そしてそれを教訓として生かすことなく他の自治体が続くことを危惧しています。

もっと言うならば、

もし本気で、タブレットを使ったICT教育を一般の学校に導入することを考えるならば、どうすれば問題が少なくなるか、武雄市の事例を反面教師にしっかりと対策を考え、できればガイドラインを作って欲しいと提言したいです(やってはダメな事例をいくらでも引き出せそうですしw)。

そもそも、自治体レベルの取り組みで生じる問題というのは、特定のエリート実験校における限定的な実験で生じる問題とは、次元が違いますよね。予算面でも、関係する人員の面でもそして、準備に必要な時間の面でも。

一部の学校(実験校、やる気があると手を挙げた学校)だけに留まらず、武雄市のように自治体内の学校生徒全員に一律でICT教育環境を与えるという試みは、まだそれほど多くはないと思います(荒川区や大阪堺市の事例くらい?他にあれば教えてください)。

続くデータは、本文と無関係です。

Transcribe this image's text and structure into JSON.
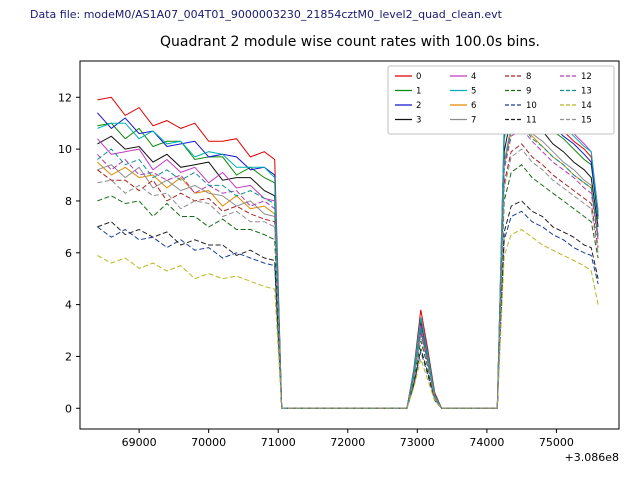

今は荒川区(2014年に導入開始)がどのような状態なのか興味津々で続報を待っているところですw

追記2

ぶっちゃけ、教材開発(購入)に割り振る予算が潤沢ならバナー広告なんて検討する余地すらありません。

でも予算基盤の弱い自治体は? 教師が新しく授業を作るときに選べるソフトの選択肢は?

教材は一度作り上げただけではダメで、それをさらにブラッシュアップしていく必要がある。つまり継続的な予算措置が必要だけどそれに耐え切れる?

など考えると、「厳しいガイドラインを敷いた上で」、注意深く広告付きソフトを導入するのは、選択肢の一つとしてやむをえないかなと。

もちろん、他に良いアイデアがあるならこの広告容認案は捨て去ります。

いえ、このような妥協の産物は僕も内心では捨てたいのです。どなたかお願いします!

追記3

Twitterで、武雄市の広告導入を擁護しているのか、というご質問に対する答え。

いただいたいろいろなコメント、僕の欲しいコメント(僕は私は○番だな!みたいに意見表明していただけると大喜びします。もちろん、これ以外もぜひ)

  1. そもそもソフトは現状の予算、現状の体制で十分開発できるよ。そんな問題が存在しないんだから、代案すら考える必要はない。(議論の根底からひっくり返す派)・・・ごめんなさいとしか言えません。
  2. 代案があるから、すでに実行されているし、成果もでつつあるから。広告は必要ない。(代案はあるよ派)・・・僕が一番欲しいコメント
  3. 代案はない。しかし広告はダメです。小学生に広告とか、たとえ厳密なガイドライン決めたとしても絶対にもれはあるのだから。ダメです。許されません。(広告絶対ダメ派)・・・理解できるけど、ちょっともにょる。
  4. ソフトウェアが足りなかろうが、限られた予算だけでやるべき。広告付けて、背伸びしてまでやる必要はない。(堅実にやればいいだろう派)・・・いやたしかにそうなんだけど、ツケは全て先生に行くのですよ?
  5. ソフトウェアが足りないかどうか事例がない。武雄市は特殊すぎて問題外。だからそういう問題が発生するかどうかもわからない。そしてもし足りないとしても対策を詳細に検討する材料事例すらない。だから議論はできない。(事例ができるまで待て派)・・・いや問題が発生してから考えるって大丈夫ですか?

*1:その意見には同意しますw

*2:実際に武雄市の教育現場で苦労されている方にこれを言うとグーパンされそうですがw

*3:「うちの子(甥っ子)の小学校がタブレット授業始めるんだって!」「ヒィッ!?(恐怖のあまり涙鼻水)」

*4:教育者がコントロール可能かどうかという点で、GooglePlayを含む既存のバナー広告は検討の余地すらない。

*5:「広告を我慢して使うかどうかの選択はあなた自身に権利がある」と説明して、「この授業で使うソフトはうちらが選択できないんだけど!」という一連の流れをテンプレートとして希望。

*6:嫌儲という言葉はあいまいで誤解を招くキーワードですが、その心理に近いものがあるかもしれません。